Planck est un satellite européen piloté par l'ESA, qui entre 2009 et 2013, a observé le ciel dans les fréquences micro-ondes à l'aide de deux instruments, LFI et HFI. De son orbite d'observation, au point de Lagrange L2 du système Terre-Soleil, il a obtenu 5 relevés complets du ciel. Ces mesures ont permis, après séparation entre les émissions des avant plans astrophysiques (émissions de notre galaxie, des galaxies et amas de galaxies d'arrière plan...) et émission cosmologique, de construire une carte du rayonnement de fond cosmologique d'une précision inégalée, tant en résolution qu'en sensibilité. Les premiers résultats cosmologiques de l'expérience ont été révélés début 2013 et après relecture de plus de mille pages décrivant le travail de la collaboration, les articles seront publiés dans un numéro spécial de la revue Astronomie & Astrophysique à paraitre en novembre 2014. L'Institut d'astrophysique de Paris tient une place importante dans la collaboration Planck, puisqu'il pilote le traitement des données de l'instrument HFI et coordonne le travail d'une équipe regroupant des chercheurs français et internationaux. Il abrite aussi la machine de calcul utilisée pour le traitement de ces données. Outre la réduction des données du satellite, les chercheurs de l'institut travaillent plus particulièrement à la séparation entre les composantes astrophysiques et cosmologiques, à l'analyse cosmologique des données, à la mesure des écarts des propriétés statistiques du rayonnement, signature d'éventuelles extensions du Modèle Standard (Supersymétrie, Extra-dimensions, etc.), et à la mesure d'effets de lentilles gravitationnelles.

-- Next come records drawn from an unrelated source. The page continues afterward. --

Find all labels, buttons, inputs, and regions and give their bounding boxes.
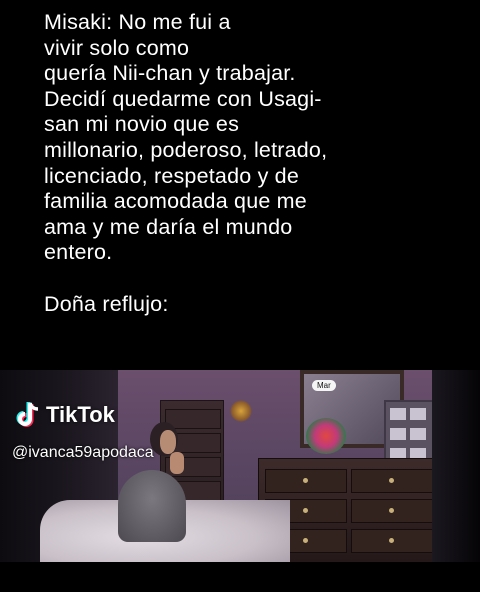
caption-line: millonario, poderoso, letrado,: [44, 137, 328, 162]
tiktok-handle: @ivanca59apodaca: [12, 444, 154, 461]
caption-line: licenciado, respetado y de: [44, 163, 300, 188]
caption-line: entero.: [44, 240, 113, 265]
caption-punchline: Doña reflujo:: [44, 291, 169, 316]
flower-decoration: [230, 400, 252, 422]
caption-line: familia acomodada que me: [44, 189, 307, 214]
praying-hands: [170, 452, 184, 474]
caption-line: ama y me daría el mundo: [44, 214, 293, 239]
channel-badge: Mar: [312, 380, 336, 391]
video-frame[interactable]: Mar TikTok @ivanca59apodaca: [0, 370, 480, 562]
tiktok-note-icon: [16, 402, 39, 427]
woman-praying: [118, 470, 186, 542]
right-shadow: [432, 370, 480, 562]
bottom-black-bar: [0, 562, 480, 592]
woman-face: [160, 430, 176, 454]
flower-decoration: [306, 418, 346, 454]
tiktok-brand: TikTok: [46, 402, 115, 427]
tiktok-watermark: TikTok: [16, 400, 115, 430]
caption-line: quería Nii-chan y trabajar.: [44, 61, 296, 86]
meme-caption: Misaki: No me fui a vivir solo como quer…: [44, 10, 464, 317]
caption-line: Decidí quedarme con Usagi-: [44, 86, 322, 111]
caption-line: Misaki: No me fui a: [44, 10, 231, 34]
caption-line: san mi novio que es: [44, 112, 240, 137]
caption-line: vivir solo como: [44, 35, 190, 60]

L'effet de lentille gravitationnelle est la déviation du trajet des photons dans les potentiels gravitationnels. Ainsi, toute la matière présente dans notre Univers constitue une gigantesque lentille qui déforme les images des objets que nous observons. La manifestation la plus spectaculaire de cet effet est le phénomène d'anneau d'Einstein observé lorsqu'un objet d'arrière plan est exactement aligné avec un objet d'avant plan massif. L'image de l'objet d'arrière plan est alors déformée pour former un anneau autour de l'objet d'avant plan dont la masse perturbe le trajet des rayons lumineux. En mesurant les déformations subies par les objets d'arrière plan, les astronomes peuvent reconstruire la distribution de matière en aval de l'objet observé. L'Institut d'astrophysique de Paris est un des laboratoires d'excellence pour ce genre de mesure et ses chercheurs ont déjà participé à de nombreuses premières sur le sujet, en mesurant par exemple les déformations cohérentes des formes de galaxies d'arrière plan.
En mesurant ces déformations sur le rayonnement de fond cosmologique, l'équipe internationale de chercheurs pilotée par Karim Benabed a, pour la première fois, construit une carte de la distribution de matière dans tout notre Univers. Cette carte ne présente que les grandes échelles de cette distribution de matière. Sa résolution est limitée par la résolution et la sensibilité de Planck. Des cartes similaires à plus petites échelles avaient été déjà obtenues par des observatoires au pôle Sud et dans le désert de l'Atacama au Chili, mais la carte de Planck est la seule qui couvre toute la voûte céleste et bien que de résolution plus faible, elle contient une bien plus grande mine d'informations sur la structuration de la matière dans notre Univers. Cette carte a déjà été utilisée par les chercheurs de Planck, mais aussi en dehors de la collaboration, pour contraindre les propriétés du modèle décrivant le fonctionnement de notre Univers, ou pour être comparée à des observations de galaxies, de quasars, d'amas de galaxies obtenues dans d'autres longueurs d'ondes par de nombreux observatoires.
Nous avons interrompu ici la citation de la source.